Собирая воедино «письма жизни», человек имеет возможность узнать далеких близких, а также открыть себя во взаимодействии со значимыми Другими. Вместе с тем не все визуальные репрезентации сохраняются и не все члены семьи представлены в семейных альбомах. Фотографии могут утрачиваться безвозвратно по разным причинам, порождая контексты отсутствия, тишины, неизвестности и пустоты, но могут быть и осознанно изъяты из семейной памяти в связи с нарушением кем-то семейных ценностей или границ. Как пишет В. В. Нуркова, семейные альбомы умалчивают о девиантных судьбах [18]. Если человек отбирает и помещает свою фотографию в семейный альбом, то она приобретает статус личного документа становления и формирования идентичности личности; если берется фотография другого члена семьи, то это означает наличие позитивного эмоционально-ценностного отношения к нему представителей семейной системы разных поколений или отражение значимого контекста его достижений и заслуг. Соответственно, семейный альбом можно позиционировать как совокупность визуальных репрезентаций, отражающих событийный план семьи и ее «рассказы о жизни», способ воссоздания и трансляции «опыта желаемого» [19], конструирование «жизни внутри жизни» [20].
Семейный альбом является средством двойной коммеморации. С одной стороны, он хранит
память об абсолютном прошлом, особенностях функционирования семейной системы, значимых Других, их достижениях и техниках самопрезентации, поведенческих моделях и жизненных интересах, «сшивая» разрозненные временные слои и человеческие судьбы.

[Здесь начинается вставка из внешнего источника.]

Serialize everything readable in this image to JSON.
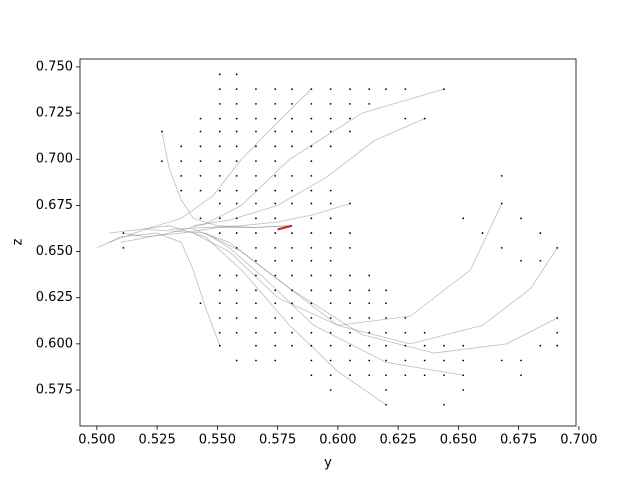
{
  "chart_data": {
    "type": "scatter",
    "xlabel": "y",
    "ylabel": "z",
    "xlim": [
      0.493,
      0.6988
    ],
    "ylim": [
      0.5555,
      0.7543
    ],
    "xticks": [
      {
        "value": 0.5,
        "label": "0.500"
      },
      {
        "value": 0.525,
        "label": "0.525"
      },
      {
        "value": 0.55,
        "label": "0.550"
      },
      {
        "value": 0.575,
        "label": "0.575"
      },
      {
        "value": 0.6,
        "label": "0.600"
      },
      {
        "value": 0.625,
        "label": "0.625"
      },
      {
        "value": 0.65,
        "label": "0.650"
      },
      {
        "value": 0.675,
        "label": "0.675"
      },
      {
        "value": 0.7,
        "label": "0.700"
      }
    ],
    "yticks": [
      {
        "value": 0.575,
        "label": "0.575"
      },
      {
        "value": 0.6,
        "label": "0.600"
      },
      {
        "value": 0.625,
        "label": "0.625"
      },
      {
        "value": 0.65,
        "label": "0.650"
      },
      {
        "value": 0.675,
        "label": "0.675"
      },
      {
        "value": 0.7,
        "label": "0.700"
      },
      {
        "value": 0.725,
        "label": "0.725"
      },
      {
        "value": 0.75,
        "label": "0.750"
      }
    ],
    "point_color": "#000000",
    "points": [
      [
        0.551,
        0.746
      ],
      [
        0.558,
        0.746
      ],
      [
        0.551,
        0.738
      ],
      [
        0.558,
        0.738
      ],
      [
        0.566,
        0.738
      ],
      [
        0.574,
        0.738
      ],
      [
        0.581,
        0.738
      ],
      [
        0.589,
        0.738
      ],
      [
        0.597,
        0.738
      ],
      [
        0.605,
        0.738
      ],
      [
        0.613,
        0.738
      ],
      [
        0.62,
        0.738
      ],
      [
        0.628,
        0.738
      ],
      [
        0.644,
        0.738
      ],
      [
        0.551,
        0.73
      ],
      [
        0.558,
        0.73
      ],
      [
        0.566,
        0.73
      ],
      [
        0.574,
        0.73
      ],
      [
        0.581,
        0.73
      ],
      [
        0.589,
        0.73
      ],
      [
        0.597,
        0.73
      ],
      [
        0.605,
        0.73
      ],
      [
        0.613,
        0.73
      ],
      [
        0.543,
        0.722
      ],
      [
        0.551,
        0.722
      ],
      [
        0.558,
        0.722
      ],
      [
        0.566,
        0.722
      ],
      [
        0.574,
        0.722
      ],
      [
        0.581,
        0.722
      ],
      [
        0.589,
        0.722
      ],
      [
        0.597,
        0.722
      ],
      [
        0.605,
        0.722
      ],
      [
        0.628,
        0.722
      ],
      [
        0.636,
        0.722
      ],
      [
        0.527,
        0.715
      ],
      [
        0.543,
        0.715
      ],
      [
        0.551,
        0.715
      ],
      [
        0.558,
        0.715
      ],
      [
        0.566,
        0.715
      ],
      [
        0.574,
        0.715
      ],
      [
        0.581,
        0.715
      ],
      [
        0.589,
        0.715
      ],
      [
        0.597,
        0.715
      ],
      [
        0.605,
        0.715
      ],
      [
        0.535,
        0.707
      ],
      [
        0.543,
        0.707
      ],
      [
        0.551,
        0.707
      ],
      [
        0.558,
        0.707
      ],
      [
        0.566,
        0.707
      ],
      [
        0.574,
        0.707
      ],
      [
        0.581,
        0.707
      ],
      [
        0.589,
        0.707
      ],
      [
        0.597,
        0.707
      ],
      [
        0.527,
        0.699
      ],
      [
        0.535,
        0.699
      ],
      [
        0.543,
        0.699
      ],
      [
        0.551,
        0.699
      ],
      [
        0.558,
        0.699
      ],
      [
        0.566,
        0.699
      ],
      [
        0.574,
        0.699
      ],
      [
        0.589,
        0.699
      ],
      [
        0.535,
        0.691
      ],
      [
        0.543,
        0.691
      ],
      [
        0.551,
        0.691
      ],
      [
        0.558,
        0.691
      ],
      [
        0.566,
        0.691
      ],
      [
        0.574,
        0.691
      ],
      [
        0.581,
        0.691
      ],
      [
        0.589,
        0.691
      ],
      [
        0.668,
        0.691
      ],
      [
        0.535,
        0.683
      ],
      [
        0.543,
        0.683
      ],
      [
        0.551,
        0.683
      ],
      [
        0.558,
        0.683
      ],
      [
        0.566,
        0.683
      ],
      [
        0.574,
        0.683
      ],
      [
        0.581,
        0.683
      ],
      [
        0.589,
        0.683
      ],
      [
        0.597,
        0.683
      ],
      [
        0.551,
        0.676
      ],
      [
        0.558,
        0.676
      ],
      [
        0.566,
        0.676
      ],
      [
        0.574,
        0.676
      ],
      [
        0.581,
        0.676
      ],
      [
        0.589,
        0.676
      ],
      [
        0.597,
        0.676
      ],
      [
        0.605,
        0.676
      ],
      [
        0.668,
        0.676
      ],
      [
        0.543,
        0.668
      ],
      [
        0.551,
        0.668
      ],
      [
        0.558,
        0.668
      ],
      [
        0.566,
        0.668
      ],
      [
        0.574,
        0.668
      ],
      [
        0.589,
        0.668
      ],
      [
        0.597,
        0.668
      ],
      [
        0.652,
        0.668
      ],
      [
        0.676,
        0.668
      ],
      [
        0.511,
        0.66
      ],
      [
        0.551,
        0.66
      ],
      [
        0.558,
        0.66
      ],
      [
        0.566,
        0.66
      ],
      [
        0.574,
        0.66
      ],
      [
        0.581,
        0.66
      ],
      [
        0.589,
        0.66
      ],
      [
        0.597,
        0.66
      ],
      [
        0.605,
        0.66
      ],
      [
        0.66,
        0.66
      ],
      [
        0.684,
        0.66
      ],
      [
        0.511,
        0.652
      ],
      [
        0.558,
        0.652
      ],
      [
        0.566,
        0.652
      ],
      [
        0.574,
        0.652
      ],
      [
        0.581,
        0.652
      ],
      [
        0.589,
        0.652
      ],
      [
        0.597,
        0.652
      ],
      [
        0.605,
        0.652
      ],
      [
        0.668,
        0.652
      ],
      [
        0.691,
        0.652
      ],
      [
        0.566,
        0.645
      ],
      [
        0.574,
        0.645
      ],
      [
        0.581,
        0.645
      ],
      [
        0.589,
        0.645
      ],
      [
        0.597,
        0.645
      ],
      [
        0.676,
        0.645
      ],
      [
        0.684,
        0.645
      ],
      [
        0.551,
        0.637
      ],
      [
        0.558,
        0.637
      ],
      [
        0.566,
        0.637
      ],
      [
        0.574,
        0.637
      ],
      [
        0.581,
        0.637
      ],
      [
        0.589,
        0.637
      ],
      [
        0.597,
        0.637
      ],
      [
        0.605,
        0.637
      ],
      [
        0.613,
        0.637
      ],
      [
        0.551,
        0.629
      ],
      [
        0.558,
        0.629
      ],
      [
        0.566,
        0.629
      ],
      [
        0.574,
        0.629
      ],
      [
        0.581,
        0.629
      ],
      [
        0.589,
        0.629
      ],
      [
        0.597,
        0.629
      ],
      [
        0.605,
        0.629
      ],
      [
        0.613,
        0.629
      ],
      [
        0.62,
        0.629
      ],
      [
        0.543,
        0.622
      ],
      [
        0.551,
        0.622
      ],
      [
        0.558,
        0.622
      ],
      [
        0.566,
        0.622
      ],
      [
        0.574,
        0.622
      ],
      [
        0.581,
        0.622
      ],
      [
        0.589,
        0.622
      ],
      [
        0.597,
        0.622
      ],
      [
        0.605,
        0.622
      ],
      [
        0.613,
        0.622
      ],
      [
        0.62,
        0.622
      ],
      [
        0.551,
        0.614
      ],
      [
        0.558,
        0.614
      ],
      [
        0.566,
        0.614
      ],
      [
        0.574,
        0.614
      ],
      [
        0.581,
        0.614
      ],
      [
        0.589,
        0.614
      ],
      [
        0.597,
        0.614
      ],
      [
        0.605,
        0.614
      ],
      [
        0.613,
        0.614
      ],
      [
        0.62,
        0.614
      ],
      [
        0.628,
        0.614
      ],
      [
        0.691,
        0.614
      ],
      [
        0.551,
        0.606
      ],
      [
        0.558,
        0.606
      ],
      [
        0.566,
        0.606
      ],
      [
        0.574,
        0.606
      ],
      [
        0.581,
        0.606
      ],
      [
        0.589,
        0.606
      ],
      [
        0.597,
        0.606
      ],
      [
        0.605,
        0.606
      ],
      [
        0.613,
        0.606
      ],
      [
        0.62,
        0.606
      ],
      [
        0.628,
        0.606
      ],
      [
        0.636,
        0.606
      ],
      [
        0.691,
        0.606
      ],
      [
        0.551,
        0.599
      ],
      [
        0.566,
        0.599
      ],
      [
        0.574,
        0.599
      ],
      [
        0.581,
        0.599
      ],
      [
        0.589,
        0.599
      ],
      [
        0.597,
        0.599
      ],
      [
        0.605,
        0.599
      ],
      [
        0.613,
        0.599
      ],
      [
        0.62,
        0.599
      ],
      [
        0.628,
        0.599
      ],
      [
        0.636,
        0.599
      ],
      [
        0.644,
        0.599
      ],
      [
        0.652,
        0.599
      ],
      [
        0.684,
        0.599
      ],
      [
        0.691,
        0.599
      ],
      [
        0.558,
        0.591
      ],
      [
        0.566,
        0.591
      ],
      [
        0.574,
        0.591
      ],
      [
        0.589,
        0.591
      ],
      [
        0.597,
        0.591
      ],
      [
        0.605,
        0.591
      ],
      [
        0.613,
        0.591
      ],
      [
        0.62,
        0.591
      ],
      [
        0.628,
        0.591
      ],
      [
        0.636,
        0.591
      ],
      [
        0.644,
        0.591
      ],
      [
        0.652,
        0.591
      ],
      [
        0.668,
        0.591
      ],
      [
        0.676,
        0.591
      ],
      [
        0.589,
        0.583
      ],
      [
        0.597,
        0.583
      ],
      [
        0.605,
        0.583
      ],
      [
        0.613,
        0.583
      ],
      [
        0.62,
        0.583
      ],
      [
        0.628,
        0.583
      ],
      [
        0.636,
        0.583
      ],
      [
        0.644,
        0.583
      ],
      [
        0.652,
        0.583
      ],
      [
        0.676,
        0.583
      ],
      [
        0.597,
        0.575
      ],
      [
        0.62,
        0.575
      ],
      [
        0.652,
        0.575
      ],
      [
        0.62,
        0.567
      ],
      [
        0.644,
        0.567
      ]
    ],
    "trajectory_color": "#888888",
    "trajectories": [
      {
        "x": [
          0.644,
          0.61,
          0.58,
          0.56,
          0.545,
          0.53,
          0.51
        ],
        "y": [
          0.738,
          0.725,
          0.7,
          0.675,
          0.665,
          0.66,
          0.655
        ]
      },
      {
        "x": [
          0.691,
          0.68,
          0.66,
          0.63,
          0.6,
          0.575,
          0.555,
          0.54
        ],
        "y": [
          0.652,
          0.63,
          0.61,
          0.6,
          0.61,
          0.635,
          0.655,
          0.662
        ]
      },
      {
        "x": [
          0.668,
          0.655,
          0.63,
          0.6,
          0.575,
          0.555,
          0.54
        ],
        "y": [
          0.676,
          0.64,
          0.615,
          0.61,
          0.625,
          0.65,
          0.66
        ]
      },
      {
        "x": [
          0.652,
          0.62,
          0.59,
          0.57,
          0.555,
          0.545,
          0.52
        ],
        "y": [
          0.583,
          0.59,
          0.61,
          0.635,
          0.652,
          0.66,
          0.662
        ]
      },
      {
        "x": [
          0.62,
          0.6,
          0.58,
          0.56,
          0.545,
          0.53,
          0.505
        ],
        "y": [
          0.567,
          0.585,
          0.61,
          0.64,
          0.658,
          0.664,
          0.66
        ]
      },
      {
        "x": [
          0.527,
          0.53,
          0.535,
          0.54,
          0.55,
          0.565,
          0.58
        ],
        "y": [
          0.715,
          0.695,
          0.678,
          0.668,
          0.664,
          0.663,
          0.664
        ]
      },
      {
        "x": [
          0.589,
          0.575,
          0.56,
          0.548,
          0.535,
          0.52,
          0.505
        ],
        "y": [
          0.738,
          0.72,
          0.7,
          0.68,
          0.668,
          0.662,
          0.655
        ]
      },
      {
        "x": [
          0.511,
          0.52,
          0.535,
          0.55,
          0.565,
          0.58
        ],
        "y": [
          0.66,
          0.658,
          0.66,
          0.663,
          0.663,
          0.664
        ]
      },
      {
        "x": [
          0.551,
          0.545,
          0.54,
          0.535,
          0.525,
          0.51,
          0.5
        ],
        "y": [
          0.599,
          0.62,
          0.64,
          0.655,
          0.66,
          0.658,
          0.652
        ]
      },
      {
        "x": [
          0.691,
          0.67,
          0.64,
          0.61,
          0.58,
          0.56,
          0.545
        ],
        "y": [
          0.614,
          0.6,
          0.595,
          0.605,
          0.63,
          0.65,
          0.66
        ]
      },
      {
        "x": [
          0.605,
          0.59,
          0.575,
          0.56,
          0.545,
          0.53
        ],
        "y": [
          0.676,
          0.67,
          0.666,
          0.664,
          0.663,
          0.662
        ]
      },
      {
        "x": [
          0.636,
          0.615,
          0.595,
          0.575,
          0.555,
          0.54
        ],
        "y": [
          0.722,
          0.71,
          0.69,
          0.675,
          0.667,
          0.664
        ]
      }
    ],
    "highlight_color": "#d62728",
    "highlight": {
      "x": [
        0.575,
        0.578,
        0.581
      ],
      "y": [
        0.662,
        0.663,
        0.664
      ]
    }
  }
}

Эта временная «сшивка», соединяющая моменты прошлого и настоящего, позволяет субъекту, рассматривающему фотографии из семейного альбома, свободно перемещаться в направлениях прошлое - настоящее, распознавая близких и далеких Других, угадывая себя в прошлом, укрепляя собственную идентичность через рефлексию единства семьи и эмоциональную сопричастность с нею. С другой стороны, семейный альбом активно вторгается в настоящее, дополняя семейную хронику новыми образами и событиями совсем недавнего прошлого, задавая определенный ценностно-смысловой стандарт помещенным в него визуальным репрезентациям, предъявляя требования к траекториям жизненного пути членов семейной системы в соответствии с портретной галереей предков и моральной преемственностью прошлого. По сути семейный альбом противостоит времени, сохраняя ушедшее прошлое как пребывающее в настоящем, взращивает и укрепляет ценностно-смысловую сферу членов семейной системы, поскольку, как отмечают некоторые исследователи, смыслы в памяти не хранятся, а растут [3, 4].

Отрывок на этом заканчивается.